Quantifying Uncertainty in Production Forecasts: Another Look at the PUNQ-S3 Problem, SPE 62925-MS

Publikasjonsdetaljer

A synthetic reservoir model, known as the PUNQ-S3 case, is used to compare various techniques for quantification of uncertainty in future oil production when historical production data is available. Some results for this case have already been presented in an earlier paper1.

In this paper, we present some additional results for this problem, and also argue an interpretation of the results that is somewhat different from that presented in the earlier paper. The additional results are obtained with the following methods: (i) rejection sampling, (ii) history matching of multiple models using a pilot-point approach, and (iii) Markov Chain Monte Carlo (MCMC).

Introduction

It is widely recognised that the future production performance of oil and gas reservoirs cannot be predicted exactly. There will always be some uncertainty. Nowadays, more and more effort is being made to quantify this uncertainty.

The aim of the work described in this paper is to compare a number of different methods for quantifying uncertainty in future reservoir performance. In particular, it considers reservoirs where some production data (beyond well testing) is available. Such data is particularly difficult to incorporate in an uncertainty analysis because of the time consuming nature of the computations necessary to simulate fluid flow in the reservoir.

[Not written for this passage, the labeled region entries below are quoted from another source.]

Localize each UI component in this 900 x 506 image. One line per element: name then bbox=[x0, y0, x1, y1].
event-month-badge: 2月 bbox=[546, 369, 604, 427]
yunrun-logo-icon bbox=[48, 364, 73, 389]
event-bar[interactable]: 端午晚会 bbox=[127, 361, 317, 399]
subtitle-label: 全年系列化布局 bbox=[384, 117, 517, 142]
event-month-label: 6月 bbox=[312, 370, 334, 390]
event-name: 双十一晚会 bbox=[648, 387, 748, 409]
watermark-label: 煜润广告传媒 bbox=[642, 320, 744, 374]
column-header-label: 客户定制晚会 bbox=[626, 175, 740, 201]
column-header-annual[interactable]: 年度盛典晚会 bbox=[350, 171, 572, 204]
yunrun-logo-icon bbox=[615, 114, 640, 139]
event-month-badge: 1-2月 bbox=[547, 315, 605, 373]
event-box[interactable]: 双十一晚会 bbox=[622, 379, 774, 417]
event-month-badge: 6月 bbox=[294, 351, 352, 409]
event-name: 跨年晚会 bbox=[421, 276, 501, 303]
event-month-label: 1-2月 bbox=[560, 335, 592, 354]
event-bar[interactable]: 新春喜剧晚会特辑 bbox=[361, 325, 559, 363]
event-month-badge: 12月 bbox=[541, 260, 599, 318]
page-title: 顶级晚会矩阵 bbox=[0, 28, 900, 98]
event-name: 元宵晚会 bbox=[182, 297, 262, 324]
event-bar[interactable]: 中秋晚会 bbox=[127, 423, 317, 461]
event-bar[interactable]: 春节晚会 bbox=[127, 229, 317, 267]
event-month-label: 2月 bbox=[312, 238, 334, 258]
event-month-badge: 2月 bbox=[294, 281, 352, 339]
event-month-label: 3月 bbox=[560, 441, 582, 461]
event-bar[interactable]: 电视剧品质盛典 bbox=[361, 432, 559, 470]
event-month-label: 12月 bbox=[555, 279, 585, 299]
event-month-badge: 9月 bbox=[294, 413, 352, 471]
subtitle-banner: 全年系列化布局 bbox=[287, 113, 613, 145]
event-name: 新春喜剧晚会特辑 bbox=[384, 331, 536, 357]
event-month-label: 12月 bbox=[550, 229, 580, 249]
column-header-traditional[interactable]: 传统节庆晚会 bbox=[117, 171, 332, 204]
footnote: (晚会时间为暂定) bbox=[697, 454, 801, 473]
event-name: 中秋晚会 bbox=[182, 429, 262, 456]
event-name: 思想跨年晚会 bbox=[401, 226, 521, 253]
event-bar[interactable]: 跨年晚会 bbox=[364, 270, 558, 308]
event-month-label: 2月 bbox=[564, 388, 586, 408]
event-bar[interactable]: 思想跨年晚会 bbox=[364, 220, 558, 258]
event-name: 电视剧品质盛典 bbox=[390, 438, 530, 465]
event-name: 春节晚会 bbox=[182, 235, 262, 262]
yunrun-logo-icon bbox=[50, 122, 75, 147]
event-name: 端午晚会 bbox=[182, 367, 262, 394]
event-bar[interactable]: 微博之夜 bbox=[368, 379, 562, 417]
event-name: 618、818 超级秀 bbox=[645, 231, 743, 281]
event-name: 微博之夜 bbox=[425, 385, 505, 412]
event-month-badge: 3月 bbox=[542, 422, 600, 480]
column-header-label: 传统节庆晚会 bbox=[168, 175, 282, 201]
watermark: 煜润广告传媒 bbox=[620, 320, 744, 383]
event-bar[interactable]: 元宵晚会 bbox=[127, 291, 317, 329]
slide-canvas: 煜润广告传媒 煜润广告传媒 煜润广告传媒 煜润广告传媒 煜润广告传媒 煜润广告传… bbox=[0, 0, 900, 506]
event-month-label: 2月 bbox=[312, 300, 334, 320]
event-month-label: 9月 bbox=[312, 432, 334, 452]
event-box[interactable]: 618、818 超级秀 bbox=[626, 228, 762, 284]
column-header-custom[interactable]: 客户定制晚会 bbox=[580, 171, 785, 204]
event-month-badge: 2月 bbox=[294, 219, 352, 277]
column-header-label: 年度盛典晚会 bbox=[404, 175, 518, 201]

The work was carried out as part of the PUNQ-2 project2, partly funded by the European Union. PUNQ is an acronym for Production forecasting with UNcertainty Quantification. The project involved 10 European universities, research institutes and oil companies.

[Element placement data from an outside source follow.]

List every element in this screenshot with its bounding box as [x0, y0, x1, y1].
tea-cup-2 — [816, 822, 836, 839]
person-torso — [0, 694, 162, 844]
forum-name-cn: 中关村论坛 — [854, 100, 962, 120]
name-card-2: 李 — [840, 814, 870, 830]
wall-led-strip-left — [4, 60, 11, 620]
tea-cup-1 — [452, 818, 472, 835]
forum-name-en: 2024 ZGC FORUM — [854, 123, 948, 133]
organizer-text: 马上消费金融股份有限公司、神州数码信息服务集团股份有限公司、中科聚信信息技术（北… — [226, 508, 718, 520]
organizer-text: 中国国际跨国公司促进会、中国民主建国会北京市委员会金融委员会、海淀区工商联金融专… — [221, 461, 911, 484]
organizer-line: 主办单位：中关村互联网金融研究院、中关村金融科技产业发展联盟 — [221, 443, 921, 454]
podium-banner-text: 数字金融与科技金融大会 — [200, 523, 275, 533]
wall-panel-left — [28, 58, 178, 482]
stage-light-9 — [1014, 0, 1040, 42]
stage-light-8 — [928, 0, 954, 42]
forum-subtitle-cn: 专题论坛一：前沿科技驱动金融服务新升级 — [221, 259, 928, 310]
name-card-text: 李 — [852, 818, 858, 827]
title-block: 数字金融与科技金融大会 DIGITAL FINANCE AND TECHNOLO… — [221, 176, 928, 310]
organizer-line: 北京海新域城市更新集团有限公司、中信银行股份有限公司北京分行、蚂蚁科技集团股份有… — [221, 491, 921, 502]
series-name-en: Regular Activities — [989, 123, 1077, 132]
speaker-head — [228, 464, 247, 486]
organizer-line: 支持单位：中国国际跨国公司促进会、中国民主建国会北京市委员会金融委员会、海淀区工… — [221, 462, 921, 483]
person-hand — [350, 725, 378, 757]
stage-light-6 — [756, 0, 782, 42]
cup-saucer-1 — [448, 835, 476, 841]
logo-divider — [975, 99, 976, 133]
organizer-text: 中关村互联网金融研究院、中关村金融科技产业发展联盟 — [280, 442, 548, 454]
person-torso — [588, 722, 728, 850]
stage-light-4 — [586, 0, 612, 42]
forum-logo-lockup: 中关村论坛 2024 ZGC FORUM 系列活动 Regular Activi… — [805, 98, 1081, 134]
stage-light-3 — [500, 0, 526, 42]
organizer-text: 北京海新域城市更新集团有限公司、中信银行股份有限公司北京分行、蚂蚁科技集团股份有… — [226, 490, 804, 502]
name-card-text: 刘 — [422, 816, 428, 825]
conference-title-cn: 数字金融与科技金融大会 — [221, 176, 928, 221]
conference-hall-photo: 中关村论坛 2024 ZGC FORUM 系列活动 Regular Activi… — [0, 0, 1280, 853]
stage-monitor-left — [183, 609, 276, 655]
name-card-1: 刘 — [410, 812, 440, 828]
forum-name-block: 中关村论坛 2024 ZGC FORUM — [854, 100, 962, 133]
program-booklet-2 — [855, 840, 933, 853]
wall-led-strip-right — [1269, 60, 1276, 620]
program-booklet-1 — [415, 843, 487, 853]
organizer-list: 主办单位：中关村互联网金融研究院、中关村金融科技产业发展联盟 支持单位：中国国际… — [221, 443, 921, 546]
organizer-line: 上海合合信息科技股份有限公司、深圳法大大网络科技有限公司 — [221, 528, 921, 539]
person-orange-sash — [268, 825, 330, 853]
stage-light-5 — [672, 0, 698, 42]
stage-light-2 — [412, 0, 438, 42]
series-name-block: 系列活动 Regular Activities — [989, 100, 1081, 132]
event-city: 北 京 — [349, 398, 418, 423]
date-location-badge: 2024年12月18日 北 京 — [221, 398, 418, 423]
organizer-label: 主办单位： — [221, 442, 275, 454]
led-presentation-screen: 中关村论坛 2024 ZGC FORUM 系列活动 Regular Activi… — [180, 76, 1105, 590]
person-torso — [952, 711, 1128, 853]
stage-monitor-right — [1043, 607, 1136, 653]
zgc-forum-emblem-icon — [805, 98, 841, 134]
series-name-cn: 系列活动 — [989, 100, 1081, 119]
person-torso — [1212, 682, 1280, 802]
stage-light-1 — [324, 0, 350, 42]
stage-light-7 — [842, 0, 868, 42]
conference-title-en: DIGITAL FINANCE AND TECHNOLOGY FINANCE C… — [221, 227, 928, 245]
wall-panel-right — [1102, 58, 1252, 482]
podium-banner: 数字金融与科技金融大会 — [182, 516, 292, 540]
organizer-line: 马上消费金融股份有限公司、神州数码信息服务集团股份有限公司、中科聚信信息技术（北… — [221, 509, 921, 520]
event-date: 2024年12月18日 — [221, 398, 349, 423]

As part of the project, one of the participating organizations created a synthetic reservoir model known as PUNQ-S3. Eight years of production were simulated using a commercial reservoir simulator. The simulated production data were revealed to the other participants, together with some other information about the model. The participants were asked to predict the cumulative recovery after 16.5 years of production, for a given development scheme. They were also asked to quantify the uncertainty associated with their forecast.

The various participants used different techniques to answer these questions, and came up with a wide range of answers. The results obtained by several of the participants were presented in an earlier paper1.

In this paper, we will present some additional results for this problem, and also argue an interpretation of the results that is somewhat different from that presented in the earlier paper.